Cordelia Schmid

Internship topic : Unified 3D vision and language pre-training with diffusion models

Advisors : Shizhe Chen <shizhe.chen@inria.fr>, Cordelia Schmid <cordelia.schmid@inria.fr>
Location : Willow Group, Inria Paris

Internship topic image on 3D vision and language diffusion pretraining — Figure 1: A pre-training framework for large-scale 3D representation learning (Uni3D [7])

Motivation
3D understanding [1] has received growing research attention due to the rapid development of 3D sensors and the increasing demand in real world applications such as virtual reality, 3D animations and robotics. Inspired by the success of pre-training 2D vision-and-language models (VLMs) [2], recent work has been exploring the use of 2D VLMs as a bridge to connect 3D and text for 3D understanding [3,4] and generation [5]. These approaches are, however, computationally expensive as they require processing of multi-view images aligned with the 3D data.

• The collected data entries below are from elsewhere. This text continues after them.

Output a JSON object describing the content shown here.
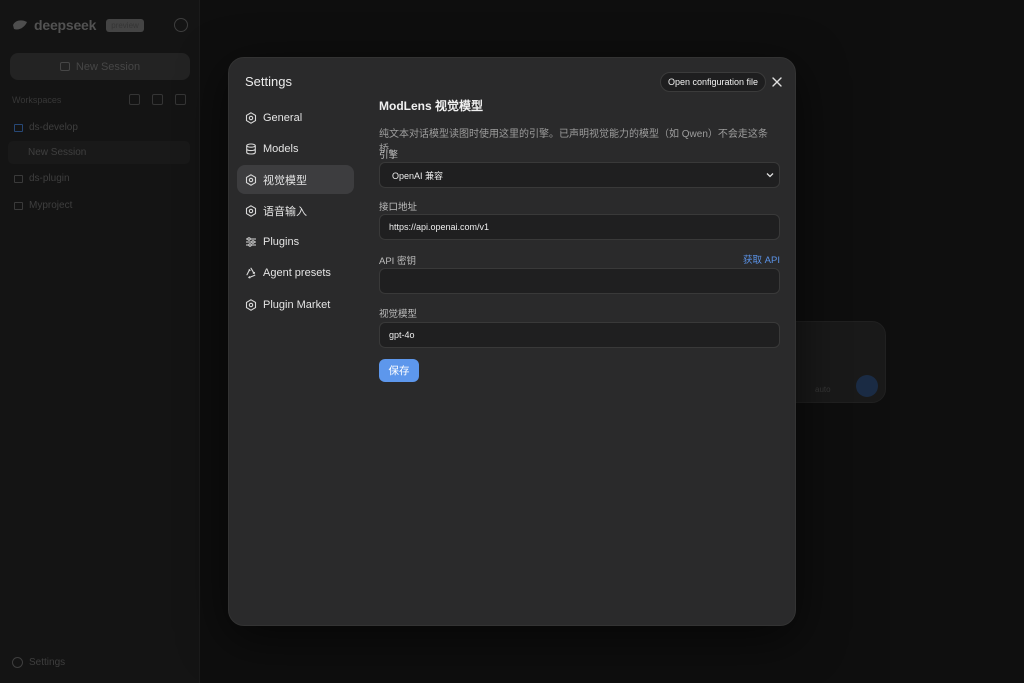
{
  "background": {
    "brand": {
      "name": "deepseek",
      "badge": "preview"
    },
    "new_session_label": "New Session",
    "workspaces_label": "Workspaces",
    "workspaces": [
      {
        "name": "ds-develop",
        "active": true
      },
      {
        "name": "ds-plugin",
        "active": false
      },
      {
        "name": "Myproject",
        "active": false
      }
    ],
    "session_label": "New Session",
    "settings_label": "Settings",
    "composer_model": "auto"
  },
  "modal": {
    "title": "Settings",
    "open_config_label": "Open configuration file",
    "nav": [
      {
        "label": "General",
        "icon": "gear-icon",
        "active": false
      },
      {
        "label": "Models",
        "icon": "database-icon",
        "active": false
      },
      {
        "label": "视觉模型",
        "icon": "gear-icon",
        "active": true
      },
      {
        "label": "语音输入",
        "icon": "gear-icon",
        "active": false
      },
      {
        "label": "Plugins",
        "icon": "sliders-icon",
        "active": false
      },
      {
        "label": "Agent presets",
        "icon": "recycle-icon",
        "active": false
      },
      {
        "label": "Plugin Market",
        "icon": "gear-icon",
        "active": false
      }
    ],
    "section": {
      "title": "ModLens 视觉模型",
      "description": "纯文本对话模型读图时使用这里的引擎。已声明视觉能力的模型（如 Qwen）不会走这条桥。",
      "engine_label": "引擎",
      "engine_value": "OpenAI 兼容",
      "endpoint_label": "接口地址",
      "endpoint_value": "https://api.openai.com/v1",
      "api_key_label": "API 密钥",
      "get_api_label": "获取 API",
      "api_key_value": "",
      "model_label": "视觉模型",
      "model_value": "gpt-4o",
      "save_label": "保存"
    }
  },
  "colors": {
    "accent": "#5d97ec",
    "link": "#5b93e8",
    "modal_bg": "#2a2a2b",
    "active_nav": "#3d3d3f"
  }
}
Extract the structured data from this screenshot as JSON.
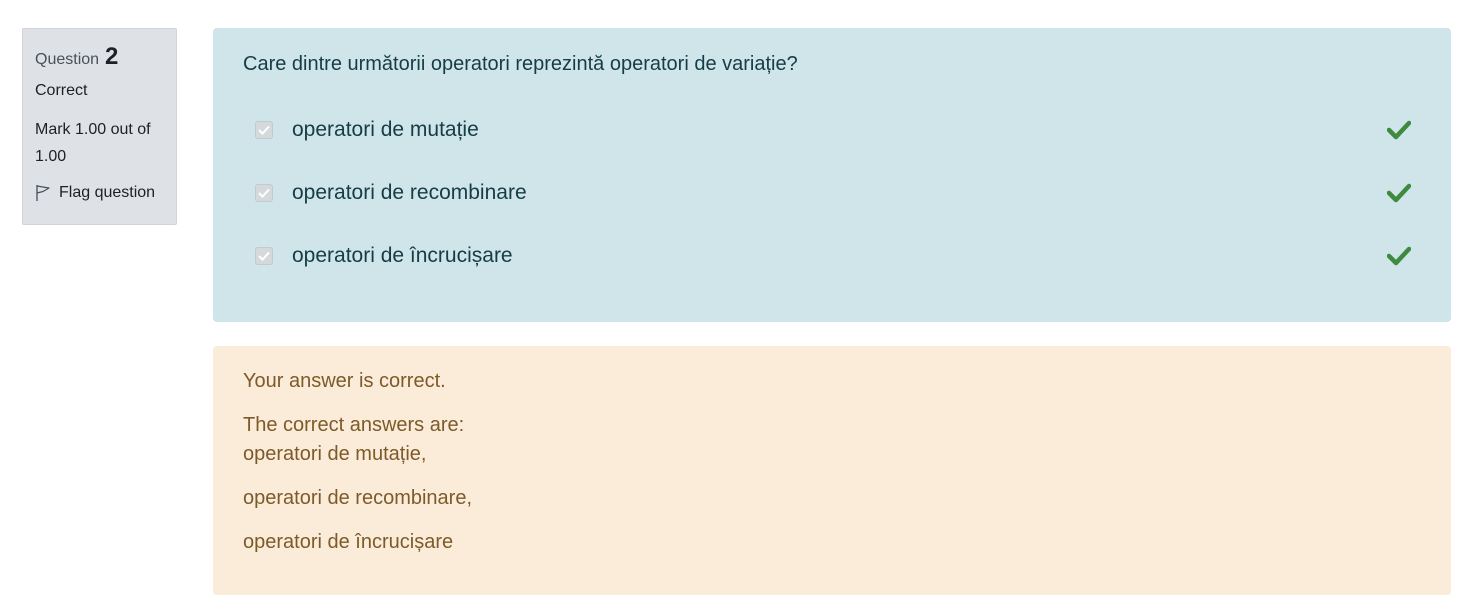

Therefore, directly pre-training 3D models with cross-modal distillation has emerged [6,7]. To further advance 3D pre-training for various 3D understanding and generation applications, this project aims at pre-training a unified 3D vision and language model based on diffusion techniques [10,11,12].

Description

Read and understand the state-of-the-art 2D and 3D diffusion models for representation learning and text-to-image/3D generation [11,12,13].
Design a unified framework based on diffusion models to combine text, 2D image and 3D point clouds and investigate pre-training objectives.
Pre-train the model on large-scale 3D datasets [8,9] and evaluate the performance for downstream tasks such as 3D classification, 3D segmentation, image/text-to-3D grounding, image/text-to-3D generation, and 3D completion.

This project can lead to publications in major computer vision and machine learning conferences such as CVPR, ECCV, ICCV, and NeurIPS.

Requirements
We are looking for strongly motivated candidates with an interest in machine learning, computer vision and natural language processing. The project requires a strong background in applied mathematics and excellent programming skills (mostly in Python). If we find a mutual match the project can lead to a PhD in the Willow group.

References
[1] Guo Y, Wang H, Hu Q, et al. Deep learning for 3D point clouds: A survey. IEEE T-PAMI 2020.
[2] Gan Z, Li L, Li C, et al. Vision-language pre-training: Basics, recent advances, and future trends. Foundations and Trends in Computer Graphics and Vision, 2022.
[3] Jatavallabhula K M, Kuwajerwala A, Gu Q, et al. Conceptfusion: Open-set multimodal 3D mapping. RSS, 2023.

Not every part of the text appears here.